The pair were electrocuted at a power substation on October 27, 2005 as police investigated a reported break-in at a building site in the northern Paris suburb of Clichy-sous-Bois, which has a sizeable immigrant population.
Their deaths were the trigger for three weeks of riots across France as tensions already simmering over high youth unemployment and police harassment of youths from poorer housing estates boiled over.
The government was forced to declare a state of emergency and by the time calm was restored on November 17, 10,000 cars had been burned, 300 buildings destroyed or vandalised, two policemen shot and injured, and 6,000 people arrested.
Participants, many of whom had travelled to the capital from around the country, called for "justice, reparation, unity" as they descended on the northern Barbes district for a rally called by women's collective Mafed, backed by US civil rights campaigner Angela Davis, as well as anti-racist and anti-discrimination associations.
"Today in France, if you don't have the right skin colour ... You can die at the hands of the police," said Mafed spokeswoman Amal Bentounsi, who said her brother was killed by a policeman in 2012.

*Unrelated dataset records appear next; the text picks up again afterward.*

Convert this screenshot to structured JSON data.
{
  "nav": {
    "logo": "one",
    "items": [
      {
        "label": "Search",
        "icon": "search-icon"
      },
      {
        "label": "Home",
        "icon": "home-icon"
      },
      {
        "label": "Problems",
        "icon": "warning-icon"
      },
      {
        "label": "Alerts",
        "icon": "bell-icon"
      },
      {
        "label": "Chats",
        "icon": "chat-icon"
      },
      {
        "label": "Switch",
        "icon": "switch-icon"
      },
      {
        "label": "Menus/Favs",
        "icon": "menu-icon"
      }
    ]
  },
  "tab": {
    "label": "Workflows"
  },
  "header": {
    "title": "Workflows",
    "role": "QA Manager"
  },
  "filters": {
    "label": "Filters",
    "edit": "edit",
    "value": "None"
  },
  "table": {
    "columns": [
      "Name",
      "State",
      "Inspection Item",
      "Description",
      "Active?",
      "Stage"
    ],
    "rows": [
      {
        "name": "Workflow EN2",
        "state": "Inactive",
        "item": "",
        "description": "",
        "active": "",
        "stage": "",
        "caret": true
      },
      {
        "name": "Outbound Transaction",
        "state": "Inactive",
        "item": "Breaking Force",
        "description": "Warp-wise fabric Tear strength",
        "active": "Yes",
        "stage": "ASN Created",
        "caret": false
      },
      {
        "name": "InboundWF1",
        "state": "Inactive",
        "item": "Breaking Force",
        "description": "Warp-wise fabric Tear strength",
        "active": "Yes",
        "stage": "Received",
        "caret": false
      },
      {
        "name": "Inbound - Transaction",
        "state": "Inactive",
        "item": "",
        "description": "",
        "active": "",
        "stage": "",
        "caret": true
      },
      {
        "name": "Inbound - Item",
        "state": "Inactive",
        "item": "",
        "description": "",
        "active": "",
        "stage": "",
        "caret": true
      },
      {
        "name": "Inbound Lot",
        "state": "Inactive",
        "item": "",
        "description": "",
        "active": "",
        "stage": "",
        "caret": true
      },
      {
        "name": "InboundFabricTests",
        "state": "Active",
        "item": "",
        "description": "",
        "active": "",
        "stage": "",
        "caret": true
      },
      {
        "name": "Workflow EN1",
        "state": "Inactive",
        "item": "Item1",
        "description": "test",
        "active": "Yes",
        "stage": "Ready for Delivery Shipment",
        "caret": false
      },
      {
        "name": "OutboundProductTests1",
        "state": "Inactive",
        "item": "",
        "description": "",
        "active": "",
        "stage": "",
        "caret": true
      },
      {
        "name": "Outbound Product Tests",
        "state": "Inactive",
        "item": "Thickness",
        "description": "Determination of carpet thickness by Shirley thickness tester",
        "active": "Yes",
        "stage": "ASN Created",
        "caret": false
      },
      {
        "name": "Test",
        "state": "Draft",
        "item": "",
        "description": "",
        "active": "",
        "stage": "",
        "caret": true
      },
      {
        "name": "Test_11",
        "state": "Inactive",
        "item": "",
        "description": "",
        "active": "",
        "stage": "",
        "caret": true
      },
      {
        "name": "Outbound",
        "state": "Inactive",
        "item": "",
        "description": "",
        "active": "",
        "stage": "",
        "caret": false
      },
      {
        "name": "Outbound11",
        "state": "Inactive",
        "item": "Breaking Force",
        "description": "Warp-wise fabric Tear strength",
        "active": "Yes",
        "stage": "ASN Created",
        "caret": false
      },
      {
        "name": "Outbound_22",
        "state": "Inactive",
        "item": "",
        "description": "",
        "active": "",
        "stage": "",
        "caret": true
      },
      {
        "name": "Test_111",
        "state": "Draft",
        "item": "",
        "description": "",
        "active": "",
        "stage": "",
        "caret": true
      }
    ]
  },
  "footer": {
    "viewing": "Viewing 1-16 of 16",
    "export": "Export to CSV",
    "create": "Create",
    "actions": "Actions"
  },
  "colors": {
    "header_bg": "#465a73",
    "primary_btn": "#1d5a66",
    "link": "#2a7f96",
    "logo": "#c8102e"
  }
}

Organisers said they wanted to highlight "increasingly deplorable social conditions and the harassment and humiliation of local people (which) constitute daily life for black people, Arabs, Roma and working class white people."
Despite a decade of government initiatives to revitalise underprivileged suburbs, many residents say little has changed and this week the deputy mayor of Clichy-sous-Bois warned conditions were right for riots to happen again.